New Yorkers! Rally thy selves around political art. This weekend and
coming week offer a wide selection of fascinating proposals for your
movie viewing pleasure. Film geeks, proceed after the jump with care.
Museum of the Moving Image in Queens is hosting a
film series known as Black Light, subtly related to Black History
Month. This weekend’s top selection is a preview screening of Tsotsi, a
“breakout hit on the international film circuit,” following the story of
a thug from Johannesburg who cares for the child of a woman he has
murdered. Sure to be quite a ride, Friday February 10th at 7:30pm. Still
at MMI we have some classics: The Yakuza at 2pm on Saturday February
11th, The Brother from Another Planet on Sunday at 2pm, and several
other key hits. MMI often invites interesting speakers, and is well
worth checking out.
Next down the line, the African Film Festival is headed to Harlem this
coming Thursday February 16th. Director Nicolas Rossier of Baraka
Productions will make an appearance at the Schomburg Center for Research
in Black Culture at 515 Malcom X Boulevard and 135th St. for a screening
of his film Aristide and the Endless Revolution, a discussion of the
political crisis in Haiti and, of course, US foreign policy. The film
features Aristide himself, Roger Noriega, Maxine Waters, Danny Glover, and
Noam Chomsky. In a related story, if you missed Columbia’s preview
screening of Why We Fight, the new documentary by Eugene Jarecki, it’s
playing at the Angelika Thursday February 9th, and he’ll be there.

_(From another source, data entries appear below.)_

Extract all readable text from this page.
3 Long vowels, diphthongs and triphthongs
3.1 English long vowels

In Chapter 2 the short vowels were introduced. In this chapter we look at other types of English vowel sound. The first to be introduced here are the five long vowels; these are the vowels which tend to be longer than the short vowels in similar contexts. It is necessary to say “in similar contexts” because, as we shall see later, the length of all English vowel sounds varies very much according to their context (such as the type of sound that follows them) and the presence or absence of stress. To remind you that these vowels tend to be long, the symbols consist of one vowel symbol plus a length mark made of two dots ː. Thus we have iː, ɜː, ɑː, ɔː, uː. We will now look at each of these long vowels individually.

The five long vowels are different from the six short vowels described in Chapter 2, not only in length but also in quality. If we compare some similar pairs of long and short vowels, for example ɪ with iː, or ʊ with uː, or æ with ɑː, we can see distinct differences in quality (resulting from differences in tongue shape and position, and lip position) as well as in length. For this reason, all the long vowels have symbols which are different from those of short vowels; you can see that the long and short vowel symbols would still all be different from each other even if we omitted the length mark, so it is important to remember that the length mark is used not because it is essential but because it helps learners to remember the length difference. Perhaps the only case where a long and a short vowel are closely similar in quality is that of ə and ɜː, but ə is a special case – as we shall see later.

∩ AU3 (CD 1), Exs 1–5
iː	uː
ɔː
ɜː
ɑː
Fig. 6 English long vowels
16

Film Forum, standard-bearer of the fight to bring back funny old
movies, has been reviving Boris Karloff all week with screenings of his
movies: two of his lesser-known films, Targets and The Haunted Strangler
are playing Thursday February 9th in the afternoon and evening.
While we’re nowhere near exhausting the supply of ridiculously themed
film events NYC has to offer, I’ll close with the well-known Independent
Film Center. Their Lars von Trier festival is now featuring his
newest film, Manderlay, which addresses the imposition of a Yankee woman
into the way of life of slaves following the end of the Civil War.
They’re still playing the fantastic archived footage of Ballets Russes
(Russian Ballets), and have now begun a series of Rainer Werner
Fassbinder screenings, beginning with Effi Briest.